In order to make suitable physical interpretation of the analysis results, CSEOF analysis is conducted on a number of key variables. It is, then, extremely important to make CSEOF loading vectors derived from individual variables to be physically consistent with each other. For the purpose of generating physically consistent CSEOF loading vectors, regression analysis is carried out in CSEOF space40. A target variable is chosen such that its major CSEOF mode best depicts the physical process under investigation; target variable is sea ice concentration in the present study.
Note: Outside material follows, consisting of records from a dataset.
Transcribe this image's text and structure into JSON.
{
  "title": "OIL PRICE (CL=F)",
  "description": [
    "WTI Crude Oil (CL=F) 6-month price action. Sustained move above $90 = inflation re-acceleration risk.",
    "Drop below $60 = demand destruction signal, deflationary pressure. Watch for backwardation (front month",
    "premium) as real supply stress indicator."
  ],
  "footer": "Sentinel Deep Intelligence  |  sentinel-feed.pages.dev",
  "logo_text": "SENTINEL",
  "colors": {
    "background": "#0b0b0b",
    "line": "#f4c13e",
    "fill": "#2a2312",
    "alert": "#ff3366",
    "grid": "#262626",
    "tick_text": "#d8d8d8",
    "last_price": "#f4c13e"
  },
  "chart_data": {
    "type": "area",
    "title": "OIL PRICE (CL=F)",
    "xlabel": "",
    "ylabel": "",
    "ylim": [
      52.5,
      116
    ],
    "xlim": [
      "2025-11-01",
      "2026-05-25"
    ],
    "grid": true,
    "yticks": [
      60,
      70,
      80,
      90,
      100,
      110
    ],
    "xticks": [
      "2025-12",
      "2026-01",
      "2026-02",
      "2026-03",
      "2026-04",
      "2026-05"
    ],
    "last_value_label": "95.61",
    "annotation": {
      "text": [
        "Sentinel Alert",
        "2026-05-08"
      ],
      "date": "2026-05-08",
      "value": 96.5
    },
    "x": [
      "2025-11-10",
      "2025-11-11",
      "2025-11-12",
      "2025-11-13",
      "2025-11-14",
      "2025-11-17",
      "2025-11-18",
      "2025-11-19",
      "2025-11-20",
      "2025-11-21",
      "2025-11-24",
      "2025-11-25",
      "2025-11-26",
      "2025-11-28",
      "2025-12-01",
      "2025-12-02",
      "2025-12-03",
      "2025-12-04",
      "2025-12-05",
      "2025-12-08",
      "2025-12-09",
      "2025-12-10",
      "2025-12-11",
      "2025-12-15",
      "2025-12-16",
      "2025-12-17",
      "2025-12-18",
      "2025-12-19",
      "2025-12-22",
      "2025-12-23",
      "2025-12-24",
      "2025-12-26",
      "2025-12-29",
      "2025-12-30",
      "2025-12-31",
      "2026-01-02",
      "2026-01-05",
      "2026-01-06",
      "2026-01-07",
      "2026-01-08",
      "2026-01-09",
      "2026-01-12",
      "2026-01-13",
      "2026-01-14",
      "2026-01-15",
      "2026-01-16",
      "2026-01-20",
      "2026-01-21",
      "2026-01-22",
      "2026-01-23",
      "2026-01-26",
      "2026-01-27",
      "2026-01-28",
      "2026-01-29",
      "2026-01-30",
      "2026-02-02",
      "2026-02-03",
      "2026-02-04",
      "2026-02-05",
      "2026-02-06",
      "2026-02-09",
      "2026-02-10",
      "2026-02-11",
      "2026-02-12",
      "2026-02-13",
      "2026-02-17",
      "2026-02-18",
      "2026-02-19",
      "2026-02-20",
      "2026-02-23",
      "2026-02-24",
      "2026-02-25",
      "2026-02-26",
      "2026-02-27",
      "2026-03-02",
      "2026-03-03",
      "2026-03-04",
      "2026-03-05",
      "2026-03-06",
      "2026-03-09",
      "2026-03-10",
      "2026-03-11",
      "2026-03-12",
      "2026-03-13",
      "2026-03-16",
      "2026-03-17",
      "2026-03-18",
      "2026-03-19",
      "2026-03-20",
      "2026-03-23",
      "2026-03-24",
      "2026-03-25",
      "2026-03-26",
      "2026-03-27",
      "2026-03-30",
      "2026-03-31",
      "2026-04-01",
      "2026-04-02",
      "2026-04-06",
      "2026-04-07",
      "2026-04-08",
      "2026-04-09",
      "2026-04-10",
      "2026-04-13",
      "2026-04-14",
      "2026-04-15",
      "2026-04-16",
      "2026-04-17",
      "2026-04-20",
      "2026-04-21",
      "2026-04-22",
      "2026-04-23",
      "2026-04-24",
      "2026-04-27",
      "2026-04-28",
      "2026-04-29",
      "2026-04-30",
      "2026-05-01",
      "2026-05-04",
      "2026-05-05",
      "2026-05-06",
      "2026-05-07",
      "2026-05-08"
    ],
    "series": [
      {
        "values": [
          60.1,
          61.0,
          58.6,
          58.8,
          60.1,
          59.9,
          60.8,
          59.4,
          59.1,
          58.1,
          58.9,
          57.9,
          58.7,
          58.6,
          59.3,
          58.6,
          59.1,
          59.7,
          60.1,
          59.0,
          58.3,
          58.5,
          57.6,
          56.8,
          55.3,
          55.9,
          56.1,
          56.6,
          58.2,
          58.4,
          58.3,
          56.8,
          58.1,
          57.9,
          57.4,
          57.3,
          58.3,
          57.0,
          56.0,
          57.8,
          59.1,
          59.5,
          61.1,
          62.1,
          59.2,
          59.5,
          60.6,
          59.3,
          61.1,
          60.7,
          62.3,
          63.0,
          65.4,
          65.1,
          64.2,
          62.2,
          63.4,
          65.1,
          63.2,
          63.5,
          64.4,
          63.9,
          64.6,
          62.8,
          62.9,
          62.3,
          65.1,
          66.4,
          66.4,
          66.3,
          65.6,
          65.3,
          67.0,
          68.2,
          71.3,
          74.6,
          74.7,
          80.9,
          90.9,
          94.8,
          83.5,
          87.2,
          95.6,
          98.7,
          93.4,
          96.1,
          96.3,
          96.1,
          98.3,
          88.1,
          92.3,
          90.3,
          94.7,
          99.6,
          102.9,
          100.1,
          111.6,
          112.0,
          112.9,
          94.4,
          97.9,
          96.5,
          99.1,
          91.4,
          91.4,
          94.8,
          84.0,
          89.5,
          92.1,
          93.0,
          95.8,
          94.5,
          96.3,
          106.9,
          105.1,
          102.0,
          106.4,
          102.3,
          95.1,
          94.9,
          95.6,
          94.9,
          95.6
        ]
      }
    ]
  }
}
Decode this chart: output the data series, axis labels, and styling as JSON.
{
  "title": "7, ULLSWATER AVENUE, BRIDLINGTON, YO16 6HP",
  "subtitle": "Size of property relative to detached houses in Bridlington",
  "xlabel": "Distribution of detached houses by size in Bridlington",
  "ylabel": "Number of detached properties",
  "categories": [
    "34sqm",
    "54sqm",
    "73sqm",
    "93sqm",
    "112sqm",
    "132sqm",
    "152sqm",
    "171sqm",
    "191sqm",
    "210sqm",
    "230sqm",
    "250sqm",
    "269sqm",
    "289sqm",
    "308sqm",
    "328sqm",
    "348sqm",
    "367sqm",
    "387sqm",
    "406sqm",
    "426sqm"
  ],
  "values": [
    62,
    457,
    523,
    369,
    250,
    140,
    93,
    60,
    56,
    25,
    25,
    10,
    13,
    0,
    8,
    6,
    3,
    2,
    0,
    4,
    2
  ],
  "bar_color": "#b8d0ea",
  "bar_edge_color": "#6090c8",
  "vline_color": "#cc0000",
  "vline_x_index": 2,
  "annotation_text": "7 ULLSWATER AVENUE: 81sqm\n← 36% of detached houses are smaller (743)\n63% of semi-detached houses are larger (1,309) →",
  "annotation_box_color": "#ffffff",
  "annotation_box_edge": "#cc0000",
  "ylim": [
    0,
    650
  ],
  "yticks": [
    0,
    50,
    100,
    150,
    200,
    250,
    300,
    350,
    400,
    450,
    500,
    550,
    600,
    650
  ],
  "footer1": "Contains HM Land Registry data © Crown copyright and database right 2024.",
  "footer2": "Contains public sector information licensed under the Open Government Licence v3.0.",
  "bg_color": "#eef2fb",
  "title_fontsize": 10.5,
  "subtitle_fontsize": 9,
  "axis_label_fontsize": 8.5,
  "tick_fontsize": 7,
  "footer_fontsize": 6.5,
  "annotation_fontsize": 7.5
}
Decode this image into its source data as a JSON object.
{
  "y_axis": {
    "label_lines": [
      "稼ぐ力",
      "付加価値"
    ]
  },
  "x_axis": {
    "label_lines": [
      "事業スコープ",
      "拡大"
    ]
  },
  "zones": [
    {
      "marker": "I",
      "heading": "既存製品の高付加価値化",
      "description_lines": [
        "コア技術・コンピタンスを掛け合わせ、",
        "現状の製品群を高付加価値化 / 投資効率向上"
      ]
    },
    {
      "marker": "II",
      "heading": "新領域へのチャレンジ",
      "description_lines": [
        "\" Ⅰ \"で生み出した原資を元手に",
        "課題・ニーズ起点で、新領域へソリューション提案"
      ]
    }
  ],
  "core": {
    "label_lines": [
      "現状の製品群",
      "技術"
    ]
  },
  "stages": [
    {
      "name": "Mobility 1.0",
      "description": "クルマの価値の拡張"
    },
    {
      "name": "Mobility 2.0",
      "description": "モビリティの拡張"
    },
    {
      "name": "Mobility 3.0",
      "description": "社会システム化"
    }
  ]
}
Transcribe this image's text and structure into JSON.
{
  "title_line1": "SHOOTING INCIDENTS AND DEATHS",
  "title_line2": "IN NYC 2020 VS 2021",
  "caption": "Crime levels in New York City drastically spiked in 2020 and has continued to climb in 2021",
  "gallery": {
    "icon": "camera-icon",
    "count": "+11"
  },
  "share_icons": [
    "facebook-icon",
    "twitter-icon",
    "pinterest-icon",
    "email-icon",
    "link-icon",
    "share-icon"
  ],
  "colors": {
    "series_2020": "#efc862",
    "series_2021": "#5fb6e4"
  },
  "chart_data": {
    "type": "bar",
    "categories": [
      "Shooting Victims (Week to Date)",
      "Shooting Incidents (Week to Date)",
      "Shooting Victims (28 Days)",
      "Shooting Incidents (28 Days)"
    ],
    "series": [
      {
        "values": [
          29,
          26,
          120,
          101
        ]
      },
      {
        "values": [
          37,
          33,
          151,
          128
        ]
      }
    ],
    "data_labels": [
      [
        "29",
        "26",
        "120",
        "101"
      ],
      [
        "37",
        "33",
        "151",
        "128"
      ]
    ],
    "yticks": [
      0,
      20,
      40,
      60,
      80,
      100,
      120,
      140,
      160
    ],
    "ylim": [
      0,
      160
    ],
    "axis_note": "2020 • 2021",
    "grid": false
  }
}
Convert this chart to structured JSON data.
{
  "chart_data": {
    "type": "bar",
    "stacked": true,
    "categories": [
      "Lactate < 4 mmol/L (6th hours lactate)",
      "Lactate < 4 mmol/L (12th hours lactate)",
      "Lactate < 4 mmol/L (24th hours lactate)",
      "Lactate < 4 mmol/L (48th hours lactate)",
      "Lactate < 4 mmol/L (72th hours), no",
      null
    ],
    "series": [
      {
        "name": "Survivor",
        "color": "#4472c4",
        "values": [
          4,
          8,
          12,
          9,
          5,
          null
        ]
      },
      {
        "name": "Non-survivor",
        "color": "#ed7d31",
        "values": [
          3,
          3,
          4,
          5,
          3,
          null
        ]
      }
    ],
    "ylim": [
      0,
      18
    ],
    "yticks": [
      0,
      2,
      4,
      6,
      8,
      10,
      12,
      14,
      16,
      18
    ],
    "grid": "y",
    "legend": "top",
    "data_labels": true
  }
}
Once CSEOF analysis on the “target” variable is completed as in equation (7), physically consistent loading vectors of another variable, called the “predictor” variable, are obtained as follows:

Step 1: CSEOF analysis on a new variable

$$P(r,t)=\sum _{n}{C}_{n}(r,t){P}_{n}(t)$$
(8)

Step 2: regression analysis on a target PC time series

$${T}_{n}(t)=\,\sum _{m=1}^{M}{\alpha }_{m}^{(n)}{P}_{m}(t)$$
(9)

Step 3: construction of regressed loading vector

$${Z}_{n}(r,t)=\,\sum _{m=1}^{M}{\alpha }_{m}^{(n)}{C}_{m}(r,t)$$
(10)

Then, the target and predictor variables together can be written as

$$\{T(r,t),\,P(r,t)\}=\sum _{n}\{{B}_{n}(r,t),\,{Z}_{n}(r,t)\}{T}_{n}(t).$$
(11)

Namely, the loading vectors of the two variables, Bn(r, t) and Zn(r, t), share an identical PC time series, Tn(t), for each mode n. As a result, the evolution of a physical process manifested as Bn(r, t) and Zn(r, t) in two different variables is governed by a single amplitude time series. Otherwise, Bn(r, t) and Zn(r, t) do not represent the same physical process and henceforth are not physically consistent. This process can be repeated for as many predictor variables as needed. As a result of regression, then, entire data can be written in the form

$$Data(r,t)=\sum _{n}\{{B}_{n}(r,t),{Z}_{n}(r,t),{U}_{n}(r,t),\ldots \}{T}_{n}(t),$$
(12)

where the terms in curly braces denote physically consistent evolutions derived from various physical variables. A rigorous mathematical explanation of the regression analysis in CSEOF space can be found in Kim48.